The answer might be "interfaces", e.g. by declaring an interface "IMyParser" that all of your different "parser classes" must implement.

Public Interface IMyParser
    Function Execute(ByVal myParam As Object) As Object
End Interface

Public Class ParserA : Implements IMyParser
    Public Function Execute(ByVal myParam As Object) As Object Implements IMyParser.Execute
        ' your code here
        Return myParam
    End Function
End Class

Public Class ParserB : Implements IMyParser
    Public Function Execute(ByVal myParam As Object) As Object Implements IMyParser.Execute
        ' your code here
        Return myParam
    End Function
End Class

Public Class MyFactory
    Public Shared Function getConcreteParser(ByVal ParserClassName As String, BindingAttributes As Reflection.BindingFlags) As IMyParser
        Return System.Activator.CreateInstance(Type.GetType(ParserClassName), BindingAttributes)
    End Function
End Class



What you can see here is a very basic example of a factory pattern using an interface to restrict the accepted types.

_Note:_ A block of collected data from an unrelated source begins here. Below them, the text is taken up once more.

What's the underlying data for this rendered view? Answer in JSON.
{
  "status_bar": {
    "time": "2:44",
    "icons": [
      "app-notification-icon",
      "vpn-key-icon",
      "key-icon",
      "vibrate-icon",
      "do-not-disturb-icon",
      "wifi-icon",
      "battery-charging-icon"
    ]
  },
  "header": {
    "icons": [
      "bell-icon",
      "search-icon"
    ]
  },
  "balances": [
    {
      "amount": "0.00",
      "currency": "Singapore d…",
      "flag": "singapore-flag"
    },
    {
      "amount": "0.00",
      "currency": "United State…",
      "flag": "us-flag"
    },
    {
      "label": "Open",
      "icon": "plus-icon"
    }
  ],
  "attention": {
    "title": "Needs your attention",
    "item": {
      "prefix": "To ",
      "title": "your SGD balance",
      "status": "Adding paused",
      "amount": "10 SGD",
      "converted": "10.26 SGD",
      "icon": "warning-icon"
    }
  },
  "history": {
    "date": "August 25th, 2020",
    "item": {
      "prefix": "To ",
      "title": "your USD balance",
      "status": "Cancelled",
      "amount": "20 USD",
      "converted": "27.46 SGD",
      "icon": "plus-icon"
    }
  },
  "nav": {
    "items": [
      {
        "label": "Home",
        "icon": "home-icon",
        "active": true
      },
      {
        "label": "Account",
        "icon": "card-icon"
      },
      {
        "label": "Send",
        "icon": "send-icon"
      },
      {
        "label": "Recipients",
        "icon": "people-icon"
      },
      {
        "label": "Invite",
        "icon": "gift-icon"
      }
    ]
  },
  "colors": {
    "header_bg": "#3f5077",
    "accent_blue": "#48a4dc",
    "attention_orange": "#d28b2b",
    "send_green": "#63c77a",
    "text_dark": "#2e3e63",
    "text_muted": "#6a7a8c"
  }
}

Also by using an interface you could then directly call methods that are described by that interface.

Public Module ExampleApp
    Sub Main()
        Dim myData As Object = Nothing

        Dim pa As IMyParser = MyFactory.getConcreteParser("ParserA", Reflection.BindingFlags.CreateInstance)
        Dim pb As IMyParser = MyFactory.getConcreteParser("ParserB", Reflection.BindingFlags.CreateInstance)

        ' when you type pa. then IntelliSense will suggest Execute as method (due to the interface definition)
        pa.Execute(myData)
        pb.Execute(myData)
    End Sub
End Module



Since you introduce interfaces you are able to use even IntelliSense during coding ;-) Hope this helps.